Nordic Nostalgia and Nordic Light: the Swedish model as Utopia 1930–2007
The Scandinavian journal of economics
SE : Almqvist & Wiksell
229 - 245 p.
swedish model, nostalgia, 1990s
In the last decade, Sweden has emerged on the other side of the 1990s crisis with, if not its self-image intact, then at least a reasserted confidence as, once again, the most modern country in the world. Crisis management in the 1990s seemed to have succeeded. The Swedish bumblebee – the unthinkable animal that flies despite its high taxes and large public sector – flew again. The ‘Swedish model’ was back after a decade as the punch bag of neoliberalism.
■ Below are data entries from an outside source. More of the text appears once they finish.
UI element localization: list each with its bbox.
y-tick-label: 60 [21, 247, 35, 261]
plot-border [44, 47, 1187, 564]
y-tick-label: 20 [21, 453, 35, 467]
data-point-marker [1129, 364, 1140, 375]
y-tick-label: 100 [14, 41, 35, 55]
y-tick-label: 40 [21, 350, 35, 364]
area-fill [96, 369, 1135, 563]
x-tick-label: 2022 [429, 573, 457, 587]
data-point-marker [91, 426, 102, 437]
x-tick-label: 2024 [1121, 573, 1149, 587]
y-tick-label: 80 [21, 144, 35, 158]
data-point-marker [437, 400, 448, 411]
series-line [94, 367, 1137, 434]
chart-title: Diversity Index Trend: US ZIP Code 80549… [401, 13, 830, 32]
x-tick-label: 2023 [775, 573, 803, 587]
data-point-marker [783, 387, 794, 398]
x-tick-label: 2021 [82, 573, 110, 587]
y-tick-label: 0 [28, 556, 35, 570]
Throughout the European centre left – from the debate on the European social model to Ségolène Royal and Gordon Brown – Sweden has reemerged as ‘Nordic light’, proof that a better world is possible. This reappraisal in the eyes of the world has paradoxical consequences in Sweden, since it seems to overwrite the uncertainty and insecurity of crisis with assertion and confidence, while leaving many questions unanswered. It also leads to new definitions of what Sweden is. The paper suggests that Sweden post-1990s suffers from a particular kind of nostalgia, in which the famous Model emerges as a kind of paradise lost with uncertain links both to past and future. While Sweden yet again becomes the utopia of others, it is a kind of future past to itself.